Despite all the talk about new changes underway now that Republicans will assume control of Congress and governorships in 31 states, much of the current tax issues will look the same in 2015 as they did in 2014, according to Forbes.

Below is a snapshot of the top nine tax stories to watch in 2015:

Business Taxes.  Will 2015 be the year of business tax reform? Probably not, according to Forbes, as the Affordable Care Act and battles over spending will continue to swallow up lawmakers’ focus and time this coming year.

Dynamic Scoring. GOP leaders have introduced rule changes proposing that the Joint Committee on Taxation and the Congressional Budget Office expand use of dynamic or reality-based scoring in their official budget estimates. According to Forbes, “Tax changes often have only modest effects on the overall economy and are unlikely to generate the sort of revenue windfall some Republicans expect.” 

The IRS and the Affordable Care Act. The IRS, underfunded and already recovering after a series of high-profile gaffes in 2014, is faced with administering the ACA’s taxed-based subsidies and penalties.  Those who miscalculated their income and received the wrong subsidies will need to correct the errors on their 2014 returns while those who don’t have insurance will owe penalties this year.  All of which promises to be yet another mess for the beleaguered agency.

International Taxes. Pressure will continue to mount on multinational corporations by the Organization for Economic Cooperation and Development’s Base Erosion and Profit Shifting Project to revise international tax-planning practices. The U.K. has moved to require companies to report—country by country—revenue, taxes paid, etc. The OECD is set to unveil further recommendations in 2015, including ones on hot-topic items like transfer pricing.

Internet Taxes. This past December, lawmakers extended the moratorium on state and local taxes on Internet access until October.  Many governors though are eager to begin collecting sales taxes—all of which will put more pressure on Congress this year to clarify the rules while consumers and others will argue the move constitutes a tax hike.

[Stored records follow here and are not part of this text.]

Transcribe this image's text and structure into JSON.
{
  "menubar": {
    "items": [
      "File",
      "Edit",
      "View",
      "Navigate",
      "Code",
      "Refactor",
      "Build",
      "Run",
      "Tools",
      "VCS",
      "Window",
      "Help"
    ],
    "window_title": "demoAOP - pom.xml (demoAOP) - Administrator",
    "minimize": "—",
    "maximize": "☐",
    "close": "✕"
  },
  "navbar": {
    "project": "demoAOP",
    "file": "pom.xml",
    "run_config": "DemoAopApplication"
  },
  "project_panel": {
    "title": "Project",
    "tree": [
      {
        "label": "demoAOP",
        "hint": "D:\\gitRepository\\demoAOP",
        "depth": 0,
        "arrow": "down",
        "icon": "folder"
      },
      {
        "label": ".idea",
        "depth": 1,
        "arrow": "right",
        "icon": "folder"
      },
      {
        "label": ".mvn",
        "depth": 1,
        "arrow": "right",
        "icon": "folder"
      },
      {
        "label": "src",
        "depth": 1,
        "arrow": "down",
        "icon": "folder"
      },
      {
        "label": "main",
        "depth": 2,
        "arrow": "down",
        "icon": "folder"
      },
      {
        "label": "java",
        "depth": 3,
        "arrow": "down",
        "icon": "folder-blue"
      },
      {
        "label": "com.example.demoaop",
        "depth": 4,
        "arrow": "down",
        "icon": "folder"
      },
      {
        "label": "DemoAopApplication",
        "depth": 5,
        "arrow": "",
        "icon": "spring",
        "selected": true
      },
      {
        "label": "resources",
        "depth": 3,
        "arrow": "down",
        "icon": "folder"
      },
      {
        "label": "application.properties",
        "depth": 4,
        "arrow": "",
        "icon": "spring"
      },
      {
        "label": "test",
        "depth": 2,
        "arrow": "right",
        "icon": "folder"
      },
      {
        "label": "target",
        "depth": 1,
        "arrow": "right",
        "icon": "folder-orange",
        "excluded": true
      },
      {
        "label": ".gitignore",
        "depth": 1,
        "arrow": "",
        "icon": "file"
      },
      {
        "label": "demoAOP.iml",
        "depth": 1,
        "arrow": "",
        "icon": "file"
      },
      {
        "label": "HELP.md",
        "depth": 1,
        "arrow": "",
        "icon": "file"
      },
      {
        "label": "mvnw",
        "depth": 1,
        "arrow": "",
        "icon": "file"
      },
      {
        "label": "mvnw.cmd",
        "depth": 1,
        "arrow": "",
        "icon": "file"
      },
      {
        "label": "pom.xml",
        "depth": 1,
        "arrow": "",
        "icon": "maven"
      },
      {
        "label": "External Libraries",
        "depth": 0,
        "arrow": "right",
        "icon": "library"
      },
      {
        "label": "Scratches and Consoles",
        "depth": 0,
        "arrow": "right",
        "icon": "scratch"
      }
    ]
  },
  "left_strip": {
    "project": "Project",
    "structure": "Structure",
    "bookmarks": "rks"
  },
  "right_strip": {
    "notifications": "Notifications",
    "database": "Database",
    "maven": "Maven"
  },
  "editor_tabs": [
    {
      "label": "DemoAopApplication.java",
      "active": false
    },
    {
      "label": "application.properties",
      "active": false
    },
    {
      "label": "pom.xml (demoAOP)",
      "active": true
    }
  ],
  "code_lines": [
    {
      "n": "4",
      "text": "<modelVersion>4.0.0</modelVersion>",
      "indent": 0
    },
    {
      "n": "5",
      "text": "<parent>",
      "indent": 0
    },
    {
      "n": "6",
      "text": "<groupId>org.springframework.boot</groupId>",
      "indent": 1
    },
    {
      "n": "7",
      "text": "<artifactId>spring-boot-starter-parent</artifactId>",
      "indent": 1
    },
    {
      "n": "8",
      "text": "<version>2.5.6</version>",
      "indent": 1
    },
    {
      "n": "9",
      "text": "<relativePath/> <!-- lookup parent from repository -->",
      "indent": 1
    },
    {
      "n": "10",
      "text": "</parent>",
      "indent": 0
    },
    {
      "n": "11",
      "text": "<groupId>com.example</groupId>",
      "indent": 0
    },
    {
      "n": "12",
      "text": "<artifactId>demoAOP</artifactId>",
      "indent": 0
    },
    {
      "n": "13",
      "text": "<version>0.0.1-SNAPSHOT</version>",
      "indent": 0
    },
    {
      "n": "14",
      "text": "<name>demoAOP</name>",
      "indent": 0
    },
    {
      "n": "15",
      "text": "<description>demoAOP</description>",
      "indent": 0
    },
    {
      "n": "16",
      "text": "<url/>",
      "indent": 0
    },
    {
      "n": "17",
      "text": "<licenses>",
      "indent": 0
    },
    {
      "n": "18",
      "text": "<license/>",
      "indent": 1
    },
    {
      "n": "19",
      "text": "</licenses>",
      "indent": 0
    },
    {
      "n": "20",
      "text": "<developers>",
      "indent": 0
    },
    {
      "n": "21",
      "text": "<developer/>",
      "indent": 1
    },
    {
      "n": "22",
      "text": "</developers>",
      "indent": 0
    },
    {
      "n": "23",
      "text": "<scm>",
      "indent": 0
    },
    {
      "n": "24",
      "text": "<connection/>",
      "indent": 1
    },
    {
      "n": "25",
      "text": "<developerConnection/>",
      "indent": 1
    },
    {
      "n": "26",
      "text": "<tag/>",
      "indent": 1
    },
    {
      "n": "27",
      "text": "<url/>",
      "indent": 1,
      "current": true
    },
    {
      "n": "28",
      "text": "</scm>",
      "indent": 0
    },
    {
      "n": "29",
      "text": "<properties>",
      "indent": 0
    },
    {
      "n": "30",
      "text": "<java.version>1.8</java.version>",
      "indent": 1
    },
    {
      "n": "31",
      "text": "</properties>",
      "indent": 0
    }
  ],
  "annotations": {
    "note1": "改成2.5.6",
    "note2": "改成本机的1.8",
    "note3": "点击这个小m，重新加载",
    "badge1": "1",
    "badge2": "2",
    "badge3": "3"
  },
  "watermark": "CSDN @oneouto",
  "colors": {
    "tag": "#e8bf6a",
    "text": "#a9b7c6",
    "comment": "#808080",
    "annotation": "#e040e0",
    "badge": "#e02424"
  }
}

State Tax Cuts.  Republicans control the legislative and executive branches in 24 states. Many  newly elected governors campaigned—and won—on tax cuts. But strained state budgets combined with revenue shortfalls have some governors backpedaling from promises of bold tax cuts while other governors, like Mississippi’s Phil Bryant and Minnesota’s Mark Dayton, are proposing targeted tax cuts for the middle class.

The Highway Trust Fund.  Last year, Congress temporarily funded road and transit construction through May. With the looming spring deadline coupled with fuel prices plunging to new lows and a broke Highway Trust Fund, the odds of Congress raising gas taxes is slim to none. Instead, expect another temporary funding bill.

Carbon Taxes. With oil prices at $50 per barrel, there is more and more talk of taxing fossil fuels. On Monday, former Treasury Secretary Lawrence Summers published an op-ed in The Washington Post calling for a carbon tax.  While it’s doubtful Congress will pass a bill this year, Sen. John Thune (R‒SD), who will chair the Commerce Committee, says he’s not ruling out the possibility.

Tax Extenders. With just two weeks to go in the 2014 calendar year, the Senate passed a one-year extension of the tax extender’s bill, which contained 50 assorted tax provisions for businesses and individuals applied retroactively to 2014. However, the extension ended December 31, which means this issue is once again alive and well in 2015. According to Forbes, the best bet is Congress will delay action until next fall when the budget wars are in full swing.